Library music is sourced mainly from the boutique Los Angeles-based music library, Lab Hits; as well as InStyle Music, Spacebrother Music Library, and Beat Bosses Music Group.

The series features several artists’ music, including Swedish house composer Tobu, Kaerhart, Tyzo Bloom, Canopy Climbers, and Bird Passengers.
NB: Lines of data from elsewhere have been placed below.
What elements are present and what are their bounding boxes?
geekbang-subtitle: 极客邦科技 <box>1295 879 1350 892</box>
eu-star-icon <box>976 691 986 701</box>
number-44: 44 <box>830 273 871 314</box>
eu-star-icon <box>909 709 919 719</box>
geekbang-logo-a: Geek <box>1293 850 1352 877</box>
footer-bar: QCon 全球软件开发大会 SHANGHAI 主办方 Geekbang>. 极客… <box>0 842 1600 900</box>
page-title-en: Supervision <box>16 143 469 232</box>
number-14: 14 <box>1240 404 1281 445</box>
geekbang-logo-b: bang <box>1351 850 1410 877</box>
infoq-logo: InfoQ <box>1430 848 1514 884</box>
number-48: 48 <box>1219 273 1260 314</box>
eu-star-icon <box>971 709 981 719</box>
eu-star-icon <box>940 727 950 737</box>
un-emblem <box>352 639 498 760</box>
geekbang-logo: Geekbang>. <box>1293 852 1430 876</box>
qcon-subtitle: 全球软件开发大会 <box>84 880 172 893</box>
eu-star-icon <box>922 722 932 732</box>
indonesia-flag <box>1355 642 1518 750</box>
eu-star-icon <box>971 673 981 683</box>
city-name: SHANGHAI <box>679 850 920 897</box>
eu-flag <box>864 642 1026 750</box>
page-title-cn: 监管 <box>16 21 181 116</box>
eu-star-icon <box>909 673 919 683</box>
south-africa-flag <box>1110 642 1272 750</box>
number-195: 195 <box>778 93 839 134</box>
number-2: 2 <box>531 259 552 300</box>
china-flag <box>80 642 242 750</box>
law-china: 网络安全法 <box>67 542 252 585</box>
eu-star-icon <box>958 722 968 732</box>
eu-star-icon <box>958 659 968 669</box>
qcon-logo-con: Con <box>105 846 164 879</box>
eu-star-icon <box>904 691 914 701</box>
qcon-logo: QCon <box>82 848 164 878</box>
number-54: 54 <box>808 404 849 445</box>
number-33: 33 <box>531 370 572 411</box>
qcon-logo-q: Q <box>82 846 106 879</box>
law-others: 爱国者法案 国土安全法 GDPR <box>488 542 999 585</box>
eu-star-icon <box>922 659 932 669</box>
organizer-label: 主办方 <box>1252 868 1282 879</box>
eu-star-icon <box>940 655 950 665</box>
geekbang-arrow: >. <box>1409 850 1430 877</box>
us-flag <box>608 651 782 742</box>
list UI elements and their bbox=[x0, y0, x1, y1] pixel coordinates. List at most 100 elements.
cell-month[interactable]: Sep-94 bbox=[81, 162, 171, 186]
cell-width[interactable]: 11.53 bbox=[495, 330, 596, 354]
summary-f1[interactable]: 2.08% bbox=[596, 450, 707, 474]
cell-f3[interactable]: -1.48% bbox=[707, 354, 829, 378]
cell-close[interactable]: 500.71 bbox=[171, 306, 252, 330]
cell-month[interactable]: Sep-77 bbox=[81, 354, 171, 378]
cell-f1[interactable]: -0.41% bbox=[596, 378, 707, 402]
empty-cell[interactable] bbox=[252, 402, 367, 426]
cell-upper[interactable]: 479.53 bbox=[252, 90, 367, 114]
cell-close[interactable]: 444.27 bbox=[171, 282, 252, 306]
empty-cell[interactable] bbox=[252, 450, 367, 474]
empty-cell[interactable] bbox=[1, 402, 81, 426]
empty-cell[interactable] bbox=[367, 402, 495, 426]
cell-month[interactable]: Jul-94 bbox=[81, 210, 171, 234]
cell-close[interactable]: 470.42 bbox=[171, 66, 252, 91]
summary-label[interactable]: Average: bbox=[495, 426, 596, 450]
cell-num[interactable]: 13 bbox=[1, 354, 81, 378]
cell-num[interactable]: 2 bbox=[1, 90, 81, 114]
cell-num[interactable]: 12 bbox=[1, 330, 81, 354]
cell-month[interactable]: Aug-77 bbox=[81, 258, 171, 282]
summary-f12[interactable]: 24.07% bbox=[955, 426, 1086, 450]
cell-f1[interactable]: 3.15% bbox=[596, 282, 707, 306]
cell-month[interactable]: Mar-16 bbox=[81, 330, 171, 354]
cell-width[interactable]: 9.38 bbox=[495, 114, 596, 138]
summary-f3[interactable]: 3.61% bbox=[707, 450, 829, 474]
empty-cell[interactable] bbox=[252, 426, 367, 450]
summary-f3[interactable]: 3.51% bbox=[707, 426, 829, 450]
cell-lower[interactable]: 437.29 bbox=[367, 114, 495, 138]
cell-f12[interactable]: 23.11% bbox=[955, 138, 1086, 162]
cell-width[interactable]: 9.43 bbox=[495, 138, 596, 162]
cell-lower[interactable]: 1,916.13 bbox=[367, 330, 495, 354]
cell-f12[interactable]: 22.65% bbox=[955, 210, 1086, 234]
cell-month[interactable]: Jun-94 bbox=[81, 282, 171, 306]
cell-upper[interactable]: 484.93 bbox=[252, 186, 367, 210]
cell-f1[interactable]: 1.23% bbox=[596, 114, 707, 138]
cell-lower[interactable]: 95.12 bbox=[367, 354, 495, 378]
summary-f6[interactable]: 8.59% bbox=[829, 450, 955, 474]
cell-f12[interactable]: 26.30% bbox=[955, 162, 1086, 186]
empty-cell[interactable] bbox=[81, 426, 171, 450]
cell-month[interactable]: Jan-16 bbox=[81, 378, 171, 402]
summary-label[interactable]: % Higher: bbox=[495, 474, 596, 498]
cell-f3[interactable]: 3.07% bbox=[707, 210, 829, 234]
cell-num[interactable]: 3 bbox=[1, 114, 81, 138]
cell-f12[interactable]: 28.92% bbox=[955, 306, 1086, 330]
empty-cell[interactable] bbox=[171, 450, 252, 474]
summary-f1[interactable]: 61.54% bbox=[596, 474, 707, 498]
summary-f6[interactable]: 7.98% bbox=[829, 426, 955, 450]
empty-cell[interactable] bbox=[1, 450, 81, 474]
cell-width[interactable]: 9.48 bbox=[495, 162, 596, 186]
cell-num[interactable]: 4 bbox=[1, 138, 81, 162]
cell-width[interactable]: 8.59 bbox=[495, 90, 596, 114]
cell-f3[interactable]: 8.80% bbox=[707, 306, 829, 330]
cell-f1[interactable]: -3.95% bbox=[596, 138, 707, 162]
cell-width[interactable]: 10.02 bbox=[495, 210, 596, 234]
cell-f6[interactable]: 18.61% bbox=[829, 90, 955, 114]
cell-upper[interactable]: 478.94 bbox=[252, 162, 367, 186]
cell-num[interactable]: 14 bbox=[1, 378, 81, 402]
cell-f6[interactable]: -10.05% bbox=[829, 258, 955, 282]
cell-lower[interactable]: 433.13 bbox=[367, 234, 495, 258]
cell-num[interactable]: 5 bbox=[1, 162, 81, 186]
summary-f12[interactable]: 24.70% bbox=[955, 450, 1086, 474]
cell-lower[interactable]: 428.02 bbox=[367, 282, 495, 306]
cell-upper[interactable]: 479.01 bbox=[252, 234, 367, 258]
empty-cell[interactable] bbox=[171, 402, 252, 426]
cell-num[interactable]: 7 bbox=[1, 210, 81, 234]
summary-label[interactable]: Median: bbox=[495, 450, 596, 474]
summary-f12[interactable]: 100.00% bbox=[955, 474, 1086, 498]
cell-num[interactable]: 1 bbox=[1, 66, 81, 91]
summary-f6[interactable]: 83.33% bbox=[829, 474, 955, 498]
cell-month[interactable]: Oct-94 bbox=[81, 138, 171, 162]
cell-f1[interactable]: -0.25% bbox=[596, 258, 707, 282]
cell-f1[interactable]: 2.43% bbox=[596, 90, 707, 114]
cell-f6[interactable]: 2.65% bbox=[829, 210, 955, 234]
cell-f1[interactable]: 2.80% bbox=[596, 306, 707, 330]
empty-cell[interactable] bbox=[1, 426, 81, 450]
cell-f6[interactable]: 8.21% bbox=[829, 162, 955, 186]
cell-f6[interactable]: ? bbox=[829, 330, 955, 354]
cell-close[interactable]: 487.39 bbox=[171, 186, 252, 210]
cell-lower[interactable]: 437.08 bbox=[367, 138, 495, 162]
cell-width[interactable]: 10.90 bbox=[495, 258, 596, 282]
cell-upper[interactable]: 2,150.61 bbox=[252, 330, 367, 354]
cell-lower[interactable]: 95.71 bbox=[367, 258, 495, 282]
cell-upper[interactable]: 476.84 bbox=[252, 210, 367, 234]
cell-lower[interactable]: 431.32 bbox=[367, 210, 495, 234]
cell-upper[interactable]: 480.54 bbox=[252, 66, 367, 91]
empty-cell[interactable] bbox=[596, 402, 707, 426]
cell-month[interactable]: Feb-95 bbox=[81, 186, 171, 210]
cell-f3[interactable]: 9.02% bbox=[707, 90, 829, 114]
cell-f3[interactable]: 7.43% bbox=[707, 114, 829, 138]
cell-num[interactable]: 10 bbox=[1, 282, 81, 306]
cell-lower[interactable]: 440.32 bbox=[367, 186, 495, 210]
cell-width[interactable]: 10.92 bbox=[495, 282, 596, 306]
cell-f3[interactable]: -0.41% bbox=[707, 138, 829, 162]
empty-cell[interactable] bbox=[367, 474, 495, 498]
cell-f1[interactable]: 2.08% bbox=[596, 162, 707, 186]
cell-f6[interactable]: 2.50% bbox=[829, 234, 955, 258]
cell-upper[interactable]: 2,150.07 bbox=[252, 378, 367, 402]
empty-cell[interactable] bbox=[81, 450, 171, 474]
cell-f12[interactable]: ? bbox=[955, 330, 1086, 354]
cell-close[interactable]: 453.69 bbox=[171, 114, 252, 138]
The main title music for the first three seasons of This Is Family was composed for the series by composer Nate Dodge, who also composed the main title for Dash Dolls and is currently the series composer for Total Divas and Total Bellas. Season four's main title music was produced by Daniel John, and is the instrumental version of his song, "Better Me."

== Reception ==
The series was met with generally positive reviews from critics. The show maintains approximately a four star rating on Prime Video.